GRPO Training Speed Testing

Open hjh0119 opened this issue 9 months ago • 1 comments

I personally tested the speed of ms-swift grpo under different settings and compared it with the speed of verl under the same training hyperparameters.

Test Setup:

Model: Qwen2.5-7B-Instruct with GRPO full parameter training
Dataset: AI-MO/NuminaMath-TIR
Per device batch size: 16
Number of generations: 8
Max steps: 50
Number of devices: 8 (8 * NVIDIA A800-SXM4-80GB)

Variable Explanation:

1/2 lmdeploy: Means using 1 or 2 GPUs for deployment inference (num_infer_workers).
sync/async: Indicates whether asynchronous generation is used (async_generate).
mu: Number of iterations (num_iterations).

Experimental Results:

With different ms-swift settings, the time for 50 steps ranged from 7 minutes to 30 minutes, with each step varying from 8 seconds to 36 seconds. In contrast, the verl test results showed approximately 60-70 seconds per step.

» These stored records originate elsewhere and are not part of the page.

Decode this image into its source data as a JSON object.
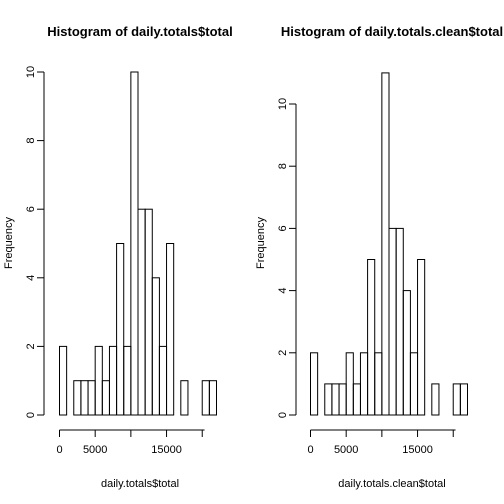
{
  "chart_data": [
    {
      "type": "bar",
      "title": "Histogram of daily.totals$total",
      "xlabel": "daily.totals$total",
      "ylabel": "Frequency",
      "xlim": [
        0,
        22000
      ],
      "ylim": [
        0,
        10
      ],
      "xticks": [
        0,
        5000,
        15000
      ],
      "yticks": [
        0,
        2,
        4,
        6,
        8,
        10
      ],
      "bin_width": 1000,
      "bins": [
        {
          "x0": 0,
          "x1": 1000,
          "value": 2
        },
        {
          "x0": 1000,
          "x1": 2000,
          "value": 0
        },
        {
          "x0": 2000,
          "x1": 3000,
          "value": 1
        },
        {
          "x0": 3000,
          "x1": 4000,
          "value": 1
        },
        {
          "x0": 4000,
          "x1": 5000,
          "value": 1
        },
        {
          "x0": 5000,
          "x1": 6000,
          "value": 2
        },
        {
          "x0": 6000,
          "x1": 7000,
          "value": 1
        },
        {
          "x0": 7000,
          "x1": 8000,
          "value": 2
        },
        {
          "x0": 8000,
          "x1": 9000,
          "value": 5
        },
        {
          "x0": 9000,
          "x1": 10000,
          "value": 2
        },
        {
          "x0": 10000,
          "x1": 11000,
          "value": 10
        },
        {
          "x0": 11000,
          "x1": 12000,
          "value": 6
        },
        {
          "x0": 12000,
          "x1": 13000,
          "value": 6
        },
        {
          "x0": 13000,
          "x1": 14000,
          "value": 4
        },
        {
          "x0": 14000,
          "x1": 15000,
          "value": 2
        },
        {
          "x0": 15000,
          "x1": 16000,
          "value": 5
        },
        {
          "x0": 16000,
          "x1": 17000,
          "value": 0
        },
        {
          "x0": 17000,
          "x1": 18000,
          "value": 1
        },
        {
          "x0": 18000,
          "x1": 19000,
          "value": 0
        },
        {
          "x0": 19000,
          "x1": 20000,
          "value": 0
        },
        {
          "x0": 20000,
          "x1": 21000,
          "value": 1
        },
        {
          "x0": 21000,
          "x1": 22000,
          "value": 1
        }
      ]
    },
    {
      "type": "bar",
      "title": "Histogram of daily.totals.clean$total",
      "xlabel": "daily.totals.clean$total",
      "ylabel": "Frequency",
      "xlim": [
        0,
        22000
      ],
      "ylim": [
        0,
        11
      ],
      "xticks": [
        0,
        5000,
        15000
      ],
      "yticks": [
        0,
        2,
        4,
        6,
        8,
        10
      ],
      "bin_width": 1000,
      "bins": [
        {
          "x0": 0,
          "x1": 1000,
          "value": 2
        },
        {
          "x0": 1000,
          "x1": 2000,
          "value": 0
        },
        {
          "x0": 2000,
          "x1": 3000,
          "value": 1
        },
        {
          "x0": 3000,
          "x1": 4000,
          "value": 1
        },
        {
          "x0": 4000,
          "x1": 5000,
          "value": 1
        },
        {
          "x0": 5000,
          "x1": 6000,
          "value": 2
        },
        {
          "x0": 6000,
          "x1": 7000,
          "value": 1
        },
        {
          "x0": 7000,
          "x1": 8000,
          "value": 2
        },
        {
          "x0": 8000,
          "x1": 9000,
          "value": 5
        },
        {
          "x0": 9000,
          "x1": 10000,
          "value": 2
        },
        {
          "x0": 10000,
          "x1": 11000,
          "value": 11
        },
        {
          "x0": 11000,
          "x1": 12000,
          "value": 6
        },
        {
          "x0": 12000,
          "x1": 13000,
          "value": 6
        },
        {
          "x0": 13000,
          "x1": 14000,
          "value": 4
        },
        {
          "x0": 14000,
          "x1": 15000,
          "value": 2
        },
        {
          "x0": 15000,
          "x1": 16000,
          "value": 5
        },
        {
          "x0": 16000,
          "x1": 17000,
          "value": 0
        },
        {
          "x0": 17000,
          "x1": 18000,
          "value": 1
        },
        {
          "x0": 18000,
          "x1": 19000,
          "value": 0
        },
        {
          "x0": 19000,
          "x1": 20000,
          "value": 0
        },
        {
          "x0": 20000,
          "x1": 21000,
          "value": 1
        },
        {
          "x0": 21000,
          "x1": 22000,
          "value": 1
        }
      ]
    }
  ]
}
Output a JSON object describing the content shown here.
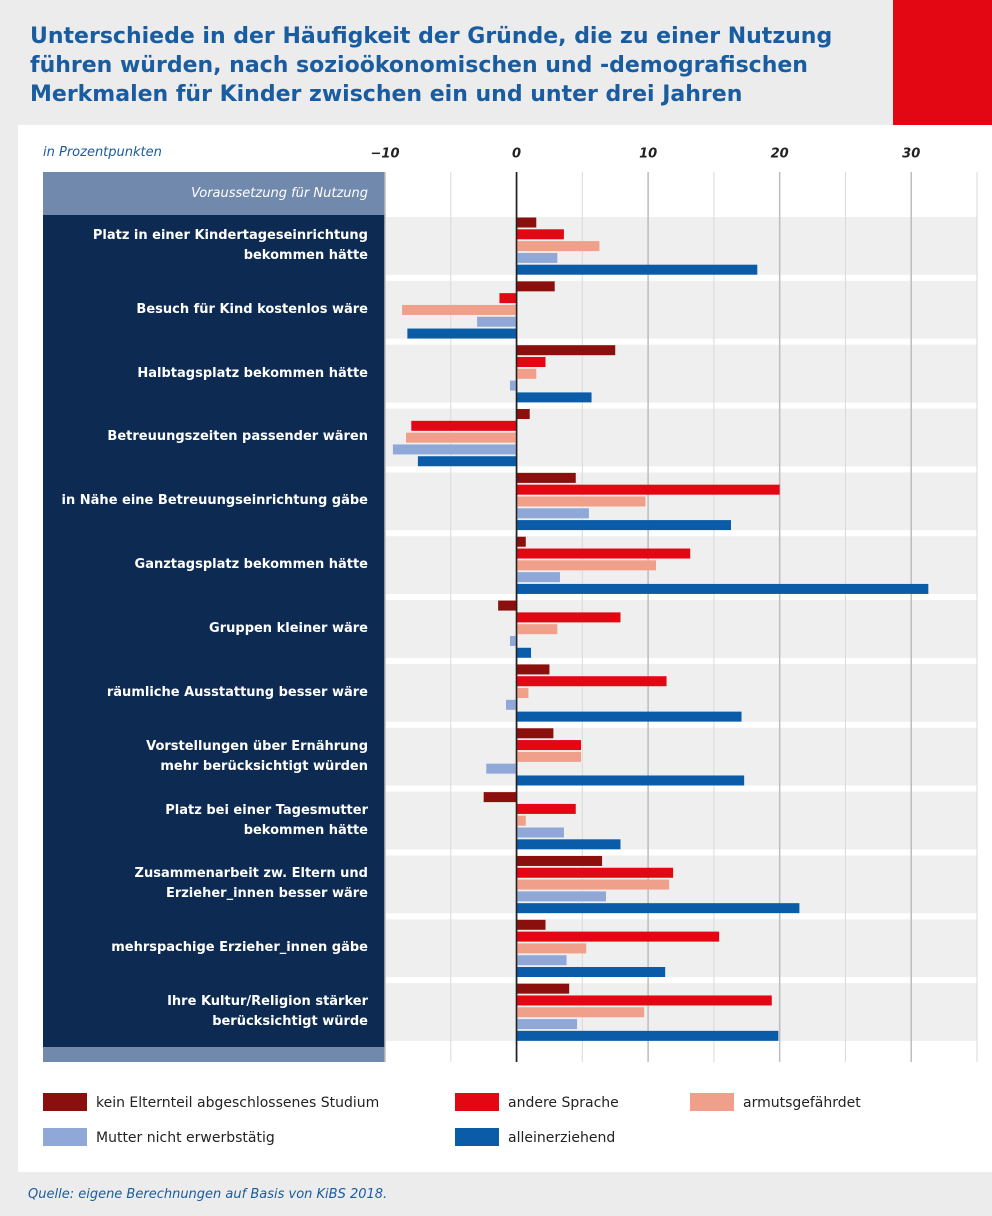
{
  "chart_data": {
    "type": "bar",
    "orientation": "horizontal",
    "title": "Unterschiede in der Häufigkeit der Gründe, die zu einer Nutzung\nführen würden, nach sozioökonomischen und -demografischen\nMerkmalen für Kinder zwischen ein und unter drei Jahren",
    "axis_label": "in Prozentpunkten",
    "category_header": "Voraussetzung für Nutzung",
    "source": "Quelle: eigene Berechnungen auf Basis von KiBS 2018.",
    "categories": [
      "Platz in einer Kindertageseinrichtung\nbekommen hätte",
      "Besuch für Kind kostenlos wäre",
      "Halbtagsplatz bekommen hätte",
      "Betreuungszeiten passender wären",
      "in Nähe eine Betreuungseinrichtung gäbe",
      "Ganztagsplatz bekommen hätte",
      "Gruppen kleiner wäre",
      "räumliche Ausstattung besser wäre",
      "Vorstellungen über Ernährung\nmehr berücksichtigt würden",
      "Platz bei einer Tagesmutter\nbekommen hätte",
      "Zusammenarbeit zw. Eltern und\nErzieher_innen besser wäre",
      "mehrspachige Erzieher_innen gäbe",
      "Ihre Kultur/Religion stärker\nberücksichtigt würde"
    ],
    "series": [
      {
        "name": "kein Elternteil abgeschlossenes Studium",
        "color": "#8b0f0c",
        "values": [
          1.5,
          2.9,
          7.5,
          1.0,
          4.5,
          0.7,
          -1.4,
          2.5,
          2.8,
          -2.5,
          6.5,
          2.2,
          4.0
        ]
      },
      {
        "name": "andere Sprache",
        "color": "#e30613",
        "values": [
          3.6,
          -1.3,
          2.2,
          -8.0,
          20.0,
          13.2,
          7.9,
          11.4,
          4.9,
          4.5,
          11.9,
          15.4,
          19.4
        ]
      },
      {
        "name": "armutsgefährdet",
        "color": "#f0a08a",
        "values": [
          6.3,
          -8.7,
          1.5,
          -8.4,
          9.8,
          10.6,
          3.1,
          0.9,
          4.9,
          0.7,
          11.6,
          5.3,
          9.7
        ]
      },
      {
        "name": "Mutter nicht erwerbstätig",
        "color": "#8fa8d8",
        "values": [
          3.1,
          -3.0,
          -0.5,
          -9.4,
          5.5,
          3.3,
          -0.5,
          -0.8,
          -2.3,
          3.6,
          6.8,
          3.8,
          4.6
        ]
      },
      {
        "name": "alleinerziehend",
        "color": "#0b5ca8",
        "values": [
          18.3,
          -8.3,
          5.7,
          -7.5,
          16.3,
          31.3,
          1.1,
          17.1,
          17.3,
          7.9,
          21.5,
          11.3,
          19.9
        ]
      }
    ],
    "xlim": [
      -10,
      35
    ],
    "xticks": [
      {
        "value": -10,
        "label": "−10"
      },
      0,
      10,
      20,
      30
    ],
    "minor_xticks": [
      -5,
      5,
      15,
      25,
      35
    ],
    "grid": true
  }
}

Confusion: It seems that the verl speed is relatively slow. I'm unsure if I have incorrectly set some parameters. Open to discussion!

related report can be checked in https://api.wandb.ai/links/jinghan0119-zhejiang-university/1ofvr2w1

Feb 27 '25 03:02 hjh0119

Maybe because you used "lora" finetuning for MS-SWIFT but the VERL only supports "full" finetuning?

May 02 '25 04:05 tjoymeed